Friday, January 13, 2017
Wearing the Pretty Shoes While I Can and Experiencing MS Milestones
I saw a t-shirt once that said, “There will come a day when I cannot do this. Today is not that day.”
It holds true for everyone, but it’s especially poignant when living with a chronic debilitating disease. Disability may be inevitable for me. But it may not. I can stave off these MS milestones as much as possible, but knowing that I may not be able to do things in the future motivates me to do what I can now.
I hit a frustrating MS milestone this week. I wore the absolutely most beautiful high-heeled shoes I’ve ever owned to a formal event. In hindsight I can see that after three hours of socializing and dancing that my feet cramped, my nerves quit firing correctly, and my MS symptoms took over. Usually the impacts are subtler. This time there was no mistake that MS had caused my ankles to buckle repeatedly. I could tell that my feet weren’t staying put or moving on command any longer. While standing still, one foot started to turn under against my will. I paused, tried to regroup, and took a step. My right ankle buckled. I took the arm of a friend who supported me. I paused again to regroup and thought I could will my feet to cooperate. I took another step, and my left ankle buckled under me. Again grabbing my friend’s arm, I steadied myself and tried to regain composure. After a moment, I moved forward and both of my feet buckled. Then I realized this was MS. This was my MS, and no amount of will would override my feet not functioning.
Holding my friend’s arm and with her other arm around me, I steadied enough and realized I needed to remove my shoes. My ability to wear them that night was done. I removed my shoes and walked barefoot to keep up with my friends. It took walking a distance of ten feet or so before I felt my feet would be able to cooperate again. Fortunately, my ankles weren’t giving way anymore. It was another hundred feet before my feet stopped spasming.
Practically speaking I think this tells me that I can wear high heels for walking and standing, but dancing in them may no longer be a good idea for me.
I was slightly embarrassed that people seeing me stumble may think I was drunk. I wasn’t drunk, but it’s a reasonable conclusion given the venue and the party atmosphere. Once I’d moved on to another area of the party, I figured people just assumed my shoes were uncomfortable and I was carrying them because I didn’t want to walk in them anymore.
I realize people may think that it’s not a loss to not be able to wear high heels. It’s true that I can have a wonderful life wearing flats. It’s also true that some people have no interest in wearing unconventional, impractical shoes. But to me there’s a difference between not choosing to wear them and not being able to wear them anymore. Yes, people may judge me as self-sabotaging with this, but I think with all life lessons we do what we can until we can’t anymore. How we find out we can’t do something anymore varies, and sometimes we require numerous opportunities to learn the lesson before we change our ways.
I will keep wearing the impractical shoes when and where I can. I will also start looking for beautiful lower heeled shoes that still make me feel special. I’m glad I made a conscious effort after I was diagnosed with MS to start wearing shoes that were fancier and less practical. I want to take the opportunity to do things and be who I want for at least portions of my life. I think it’s better to have done it and remember having done it than to regret never trying.

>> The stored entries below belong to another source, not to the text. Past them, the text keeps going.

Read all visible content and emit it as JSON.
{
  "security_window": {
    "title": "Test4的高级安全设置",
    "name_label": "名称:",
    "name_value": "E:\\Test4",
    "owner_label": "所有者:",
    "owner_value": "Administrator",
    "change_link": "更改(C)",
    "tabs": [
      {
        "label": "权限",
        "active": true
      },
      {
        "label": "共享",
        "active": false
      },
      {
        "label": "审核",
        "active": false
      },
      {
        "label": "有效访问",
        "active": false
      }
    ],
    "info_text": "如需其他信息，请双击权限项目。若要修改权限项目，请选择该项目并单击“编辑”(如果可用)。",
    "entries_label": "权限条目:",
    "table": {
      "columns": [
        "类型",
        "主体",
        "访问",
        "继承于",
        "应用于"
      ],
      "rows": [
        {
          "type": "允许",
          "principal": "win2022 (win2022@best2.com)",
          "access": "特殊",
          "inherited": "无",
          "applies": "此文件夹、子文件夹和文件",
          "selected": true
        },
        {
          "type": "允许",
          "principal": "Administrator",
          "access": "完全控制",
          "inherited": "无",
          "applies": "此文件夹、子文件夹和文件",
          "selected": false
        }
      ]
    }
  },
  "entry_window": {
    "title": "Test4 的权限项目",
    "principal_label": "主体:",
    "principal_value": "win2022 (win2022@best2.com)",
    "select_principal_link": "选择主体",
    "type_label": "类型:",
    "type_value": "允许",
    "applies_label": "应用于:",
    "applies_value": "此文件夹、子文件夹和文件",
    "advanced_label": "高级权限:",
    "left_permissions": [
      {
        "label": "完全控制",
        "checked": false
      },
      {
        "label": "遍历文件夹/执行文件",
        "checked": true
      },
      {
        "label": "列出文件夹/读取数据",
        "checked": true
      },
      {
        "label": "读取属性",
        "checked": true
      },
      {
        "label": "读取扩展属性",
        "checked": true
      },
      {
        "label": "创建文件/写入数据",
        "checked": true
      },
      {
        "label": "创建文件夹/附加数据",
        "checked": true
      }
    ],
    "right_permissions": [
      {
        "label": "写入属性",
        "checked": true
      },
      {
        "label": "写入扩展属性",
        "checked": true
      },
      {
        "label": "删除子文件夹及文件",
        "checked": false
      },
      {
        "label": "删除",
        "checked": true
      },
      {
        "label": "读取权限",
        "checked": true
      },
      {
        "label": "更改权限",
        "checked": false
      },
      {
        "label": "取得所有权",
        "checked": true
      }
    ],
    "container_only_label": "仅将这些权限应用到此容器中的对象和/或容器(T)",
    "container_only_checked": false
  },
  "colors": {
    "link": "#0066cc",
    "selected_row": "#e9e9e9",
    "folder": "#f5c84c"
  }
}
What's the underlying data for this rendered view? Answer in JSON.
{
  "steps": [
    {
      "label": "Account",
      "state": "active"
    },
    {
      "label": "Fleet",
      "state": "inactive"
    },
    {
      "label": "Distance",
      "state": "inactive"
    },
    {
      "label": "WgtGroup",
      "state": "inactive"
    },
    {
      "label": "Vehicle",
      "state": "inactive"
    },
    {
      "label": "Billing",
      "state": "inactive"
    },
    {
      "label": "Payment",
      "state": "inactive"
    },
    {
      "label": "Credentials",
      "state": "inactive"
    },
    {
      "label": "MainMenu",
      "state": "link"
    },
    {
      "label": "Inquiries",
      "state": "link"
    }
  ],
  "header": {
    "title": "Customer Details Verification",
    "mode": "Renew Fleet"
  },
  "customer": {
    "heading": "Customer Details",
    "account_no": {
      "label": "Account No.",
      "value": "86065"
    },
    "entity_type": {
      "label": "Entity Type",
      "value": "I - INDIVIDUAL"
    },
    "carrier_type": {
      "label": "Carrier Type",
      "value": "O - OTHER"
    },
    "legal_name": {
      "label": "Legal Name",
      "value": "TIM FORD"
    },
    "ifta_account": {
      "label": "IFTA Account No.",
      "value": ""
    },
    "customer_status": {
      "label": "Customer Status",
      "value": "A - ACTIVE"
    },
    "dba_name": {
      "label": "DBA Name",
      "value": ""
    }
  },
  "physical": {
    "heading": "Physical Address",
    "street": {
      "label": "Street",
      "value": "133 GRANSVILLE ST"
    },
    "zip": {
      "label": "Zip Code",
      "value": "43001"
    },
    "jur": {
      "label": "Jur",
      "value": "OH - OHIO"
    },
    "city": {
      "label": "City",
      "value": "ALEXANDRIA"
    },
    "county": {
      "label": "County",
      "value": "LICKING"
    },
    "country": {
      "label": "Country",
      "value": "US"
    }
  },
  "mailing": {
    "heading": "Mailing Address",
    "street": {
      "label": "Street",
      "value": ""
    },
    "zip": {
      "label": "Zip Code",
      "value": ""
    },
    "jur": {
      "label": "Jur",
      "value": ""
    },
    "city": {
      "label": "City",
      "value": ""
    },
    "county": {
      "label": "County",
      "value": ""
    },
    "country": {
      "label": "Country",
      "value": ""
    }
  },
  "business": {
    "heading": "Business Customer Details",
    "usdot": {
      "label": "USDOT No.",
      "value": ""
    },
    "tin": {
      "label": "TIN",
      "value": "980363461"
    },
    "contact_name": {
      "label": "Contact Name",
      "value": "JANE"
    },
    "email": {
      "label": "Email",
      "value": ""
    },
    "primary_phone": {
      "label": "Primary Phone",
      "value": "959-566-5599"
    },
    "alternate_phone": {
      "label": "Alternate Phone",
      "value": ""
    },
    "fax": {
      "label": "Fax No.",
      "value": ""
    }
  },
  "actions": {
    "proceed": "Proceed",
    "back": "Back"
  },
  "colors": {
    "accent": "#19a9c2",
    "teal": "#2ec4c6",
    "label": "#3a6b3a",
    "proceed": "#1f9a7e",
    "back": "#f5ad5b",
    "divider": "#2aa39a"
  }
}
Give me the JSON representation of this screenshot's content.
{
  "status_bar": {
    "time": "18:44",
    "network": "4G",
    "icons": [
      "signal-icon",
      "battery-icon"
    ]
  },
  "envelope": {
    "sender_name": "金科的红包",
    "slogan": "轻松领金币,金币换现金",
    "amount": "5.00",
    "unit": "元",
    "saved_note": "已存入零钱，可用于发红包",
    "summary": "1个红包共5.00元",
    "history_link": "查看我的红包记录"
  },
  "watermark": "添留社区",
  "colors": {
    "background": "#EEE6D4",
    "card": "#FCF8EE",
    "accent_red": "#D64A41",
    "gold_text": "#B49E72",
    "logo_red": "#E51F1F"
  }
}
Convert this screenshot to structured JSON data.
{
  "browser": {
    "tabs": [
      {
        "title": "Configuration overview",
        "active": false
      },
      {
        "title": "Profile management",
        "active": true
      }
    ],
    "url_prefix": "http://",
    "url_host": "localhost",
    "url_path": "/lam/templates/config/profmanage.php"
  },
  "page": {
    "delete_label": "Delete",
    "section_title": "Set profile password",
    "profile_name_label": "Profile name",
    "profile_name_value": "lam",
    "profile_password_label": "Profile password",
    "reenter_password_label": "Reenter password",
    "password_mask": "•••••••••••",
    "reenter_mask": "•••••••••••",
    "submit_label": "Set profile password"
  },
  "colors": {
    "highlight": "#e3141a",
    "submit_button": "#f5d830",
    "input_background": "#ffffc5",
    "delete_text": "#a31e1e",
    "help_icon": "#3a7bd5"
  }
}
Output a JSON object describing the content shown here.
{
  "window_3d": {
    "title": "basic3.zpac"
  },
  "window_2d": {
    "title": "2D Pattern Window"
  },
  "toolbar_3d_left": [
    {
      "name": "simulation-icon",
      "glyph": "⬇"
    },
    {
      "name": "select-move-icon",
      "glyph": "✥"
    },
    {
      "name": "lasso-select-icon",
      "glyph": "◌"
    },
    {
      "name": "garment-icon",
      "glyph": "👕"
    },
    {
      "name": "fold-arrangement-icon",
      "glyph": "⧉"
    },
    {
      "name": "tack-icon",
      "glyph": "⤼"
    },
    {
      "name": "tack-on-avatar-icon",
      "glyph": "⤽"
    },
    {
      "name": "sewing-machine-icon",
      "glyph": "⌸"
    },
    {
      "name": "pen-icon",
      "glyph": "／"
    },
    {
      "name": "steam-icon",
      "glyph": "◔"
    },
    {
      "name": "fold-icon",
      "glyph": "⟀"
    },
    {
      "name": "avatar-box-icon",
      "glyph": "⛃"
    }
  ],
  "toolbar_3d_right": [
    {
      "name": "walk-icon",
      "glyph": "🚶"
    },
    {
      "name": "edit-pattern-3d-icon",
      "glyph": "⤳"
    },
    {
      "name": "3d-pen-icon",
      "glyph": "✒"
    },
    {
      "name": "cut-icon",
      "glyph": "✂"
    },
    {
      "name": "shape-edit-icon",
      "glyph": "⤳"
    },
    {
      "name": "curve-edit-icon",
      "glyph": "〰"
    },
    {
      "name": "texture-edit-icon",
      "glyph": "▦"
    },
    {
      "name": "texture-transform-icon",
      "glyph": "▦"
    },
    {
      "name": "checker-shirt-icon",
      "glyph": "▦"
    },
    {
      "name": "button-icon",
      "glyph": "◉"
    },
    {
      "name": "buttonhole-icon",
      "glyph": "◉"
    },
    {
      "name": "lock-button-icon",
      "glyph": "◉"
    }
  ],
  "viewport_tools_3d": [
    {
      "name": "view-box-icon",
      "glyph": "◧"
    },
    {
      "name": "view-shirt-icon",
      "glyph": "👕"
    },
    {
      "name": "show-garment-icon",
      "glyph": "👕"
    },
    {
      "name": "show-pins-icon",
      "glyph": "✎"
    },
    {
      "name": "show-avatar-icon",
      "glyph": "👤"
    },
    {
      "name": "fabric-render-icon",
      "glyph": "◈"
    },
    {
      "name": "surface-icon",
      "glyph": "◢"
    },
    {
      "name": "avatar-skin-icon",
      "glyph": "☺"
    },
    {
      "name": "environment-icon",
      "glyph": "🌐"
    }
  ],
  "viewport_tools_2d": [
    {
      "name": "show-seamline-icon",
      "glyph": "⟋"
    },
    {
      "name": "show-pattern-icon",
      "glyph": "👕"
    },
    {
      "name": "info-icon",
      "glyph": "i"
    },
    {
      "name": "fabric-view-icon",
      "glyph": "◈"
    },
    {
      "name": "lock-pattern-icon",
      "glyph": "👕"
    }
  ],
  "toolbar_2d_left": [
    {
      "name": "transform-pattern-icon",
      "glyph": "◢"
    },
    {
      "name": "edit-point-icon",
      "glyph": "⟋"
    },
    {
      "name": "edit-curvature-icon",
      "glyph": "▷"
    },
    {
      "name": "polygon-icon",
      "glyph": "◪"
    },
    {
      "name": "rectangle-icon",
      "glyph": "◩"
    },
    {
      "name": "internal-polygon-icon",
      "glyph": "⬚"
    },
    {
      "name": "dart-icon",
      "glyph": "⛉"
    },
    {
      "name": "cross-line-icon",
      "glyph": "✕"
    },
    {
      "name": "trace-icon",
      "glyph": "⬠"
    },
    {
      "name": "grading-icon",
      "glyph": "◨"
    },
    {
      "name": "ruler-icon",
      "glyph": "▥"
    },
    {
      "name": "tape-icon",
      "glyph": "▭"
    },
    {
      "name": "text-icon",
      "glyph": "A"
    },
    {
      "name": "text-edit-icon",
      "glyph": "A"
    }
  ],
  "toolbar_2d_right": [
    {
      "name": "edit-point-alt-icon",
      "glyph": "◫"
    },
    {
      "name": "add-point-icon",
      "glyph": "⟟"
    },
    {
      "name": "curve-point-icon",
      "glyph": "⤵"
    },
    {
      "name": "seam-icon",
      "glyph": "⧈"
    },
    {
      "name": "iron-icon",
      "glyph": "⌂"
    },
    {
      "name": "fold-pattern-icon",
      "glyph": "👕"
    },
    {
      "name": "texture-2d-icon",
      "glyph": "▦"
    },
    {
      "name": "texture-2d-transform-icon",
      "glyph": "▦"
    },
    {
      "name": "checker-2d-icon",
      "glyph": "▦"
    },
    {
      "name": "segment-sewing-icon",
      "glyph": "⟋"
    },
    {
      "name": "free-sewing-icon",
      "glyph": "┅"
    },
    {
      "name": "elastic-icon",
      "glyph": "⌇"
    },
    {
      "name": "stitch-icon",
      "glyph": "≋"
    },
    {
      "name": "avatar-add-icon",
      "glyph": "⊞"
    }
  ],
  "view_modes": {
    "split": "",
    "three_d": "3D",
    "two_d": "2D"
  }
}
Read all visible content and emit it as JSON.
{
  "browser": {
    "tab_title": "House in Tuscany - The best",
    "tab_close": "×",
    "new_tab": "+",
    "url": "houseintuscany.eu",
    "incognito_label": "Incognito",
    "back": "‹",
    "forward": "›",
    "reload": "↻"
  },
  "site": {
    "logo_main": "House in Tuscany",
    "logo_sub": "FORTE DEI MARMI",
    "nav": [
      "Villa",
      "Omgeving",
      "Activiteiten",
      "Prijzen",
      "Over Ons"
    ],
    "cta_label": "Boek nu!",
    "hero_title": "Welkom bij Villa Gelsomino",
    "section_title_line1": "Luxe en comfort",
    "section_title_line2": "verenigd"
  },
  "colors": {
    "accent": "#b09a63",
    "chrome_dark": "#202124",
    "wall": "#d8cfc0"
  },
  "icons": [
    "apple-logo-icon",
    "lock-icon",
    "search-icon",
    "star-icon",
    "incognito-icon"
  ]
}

This is bigger for me than the shoes. It’s an indicator of the many things I may lose as I age with MS. I know the risks, and I’m taking the chance even when it triggers symptoms. It’s walking a fine line of doing what’s good for me and doing some things that may be physically difficult but emotionally nurturing. I already feel older than my years given I deal with daily inconveniences that people I know 10-20 years older than I experience. I don’t want to give up things until it’s clear that it’s best for me or the consequences become too great. For me the consequence of triggering a pseudo exacerbation, where symptoms act up but no new disease activity occurs, are acceptable. Reflecting on this experience leads me to believe this was a pseudo exacerbation. I know this because the symptoms were temporary. While my fatigue and stress levels have been elevated for some time, I've been able to keep them manageable with lots of self-care.
Pushing myself to the point of triggering an exacerbation with new lesions is not worth it to me. Knowing when my actions are one or the other is tough to discern, but it gets easier each year. I pay close attention to my body and how it responds to what I do, eat or think, and I think I’m able to tell the difference now. And throughout this life journey, I’m going to enjoy each step of the way, recognize limits as they emerge, and adjust as I can. But I’m going to make a special effort to do a lot of things now that I may not be able to do someday. So far, today is not that day.